Günümüzde pek çok farklı amaç için kullanılan önemli bir endüstri bitkisi olan kenevirin kullanım alanı ve miktarı gittikçe yaygınlaşmaktadır. Kenevir bitkisinden elde edilen lif, tohum, sap, kök, yaprak ve çiçekler birçok farklı sektörde değerlendirilmektedir. Uzun yıllar boyunca lifleri dokuma, ip, urgan, halat gibi amaçlar için kullanılmış ve kullanılmaktadır.

Tür ve alt türleri olan bu bitkinin, bazı türleri ise uyuşturucu amacıyla yasadışı olarak kullanılmaktadır. Bu yüzden dünyada son yüzyıl içinde muhtelif zamanlarda yasaklamalarla karşılaşmıştır. Kenevir, son yirmi yılda yeniden önemi artan, yasaklarla birlikte kapanma noktasına gelen endüstrisi canlanmaya başlamıştır. 

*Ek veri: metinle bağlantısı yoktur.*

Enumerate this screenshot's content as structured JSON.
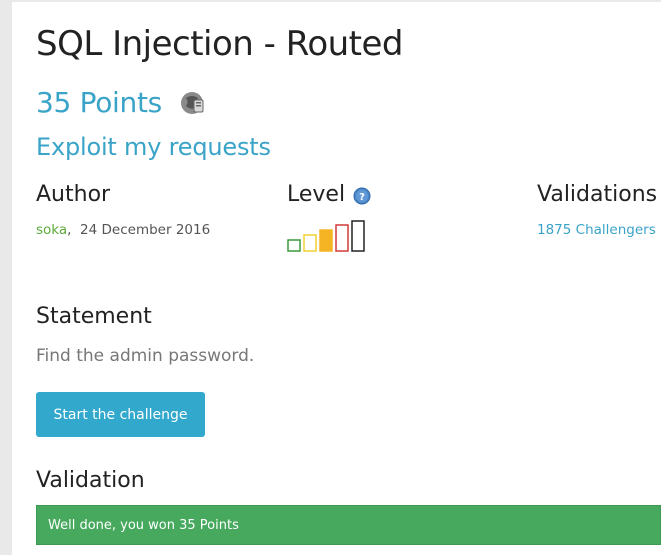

1950’li yıllarda dünyada yaklaşık bir milyon hektar alanda üretimi yapılan kenevirin ekim alanları sürekli azalarak, 1990’lı yılların sonuna doğru 130 bin hektarlara kadar düşmüştür. 2015-2020 arasında kenevir ekim alanları FAO’nun 2021 verilerine göre 40-42 bin ha alanda lif amaçlı ekim, 30-35 bin hektar alanda da tohum amaçlı ekim yapıldığı bildirilmektedir. Dünyada kenevir tohumu üretiminde Fransa, lif üretiminde ise Kuzey Kore öne çıkmaktadır. Ancak medikal kenevir üretiminde ise Kanada, ABD, Çin ve AB ülkelerinde önemli artışlar ve ürün çeşitlilikleri oluşmuştur. Diğer taraftan kenevirle ilgili istatistiksel rakamları bazı ülkelerin tam olarak vermediği şeklinde de yorumlar bulunmaktadır.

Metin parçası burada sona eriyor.